Und was die Translates angeht habe ich leider noch keine "gute" Lösung gefunden ... Ich habe eigendlich das Gefühl, dass da im Importer irgendwas schief geht, bzw. im Export aus z.B 3dsMax oder so ...


----------



## thif (10. Apr 2014)

Von interactiveMesh gibt es ja auch den ModelBrowserJFX. Wenn ich damit meine Models öffne sehen sie wunderbar aus. Der ModelBrowserJFX baut auf der gleichen API auf, TdsModelImporter etc.. (oder täusche ich mich hier?) von daher glaube ich das der Fehler nicht bei den Models liegt sondern darin wie ich die API verwende.
Ich habe deswegen an interactiveMesh eine E-Mail geschrieben, mal sehen ob was zurückkommt.

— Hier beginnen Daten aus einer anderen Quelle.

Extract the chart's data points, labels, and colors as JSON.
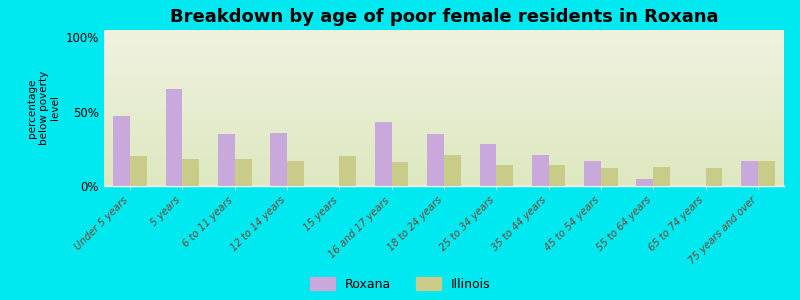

@Morvling: ich nehme an du hast die Translates dann auch durch try and error herausbekommen?


----------



## Morvling (10. Apr 2014)

Der Kerl von Interactivemesh ist sehr freundlich, habe dem auch schonmal ne mail geschrieben, es hat etwas gedauert aber hat geantwortet.

japp, Try and Error ... aber eigendlich ziemlicher Mist, das auf diesem Weg zu machen ...


----------



## thif (29. Apr 2014)

InteractiveMesh hat mir geantwortet. Ich denke es ist in seinem Sinne wenn ich die Antwort hier poste, weil er möchte ja das man seine API verwendet:



> damit die PerspectiveCamera die importierte Szene wunschgemäß darstellt, ist
> entweder die Kamera oder die Szene zu transformieren. Typischerweise wird die
> Kamera bewegt, muss aber nicht.
> 
> ...


----------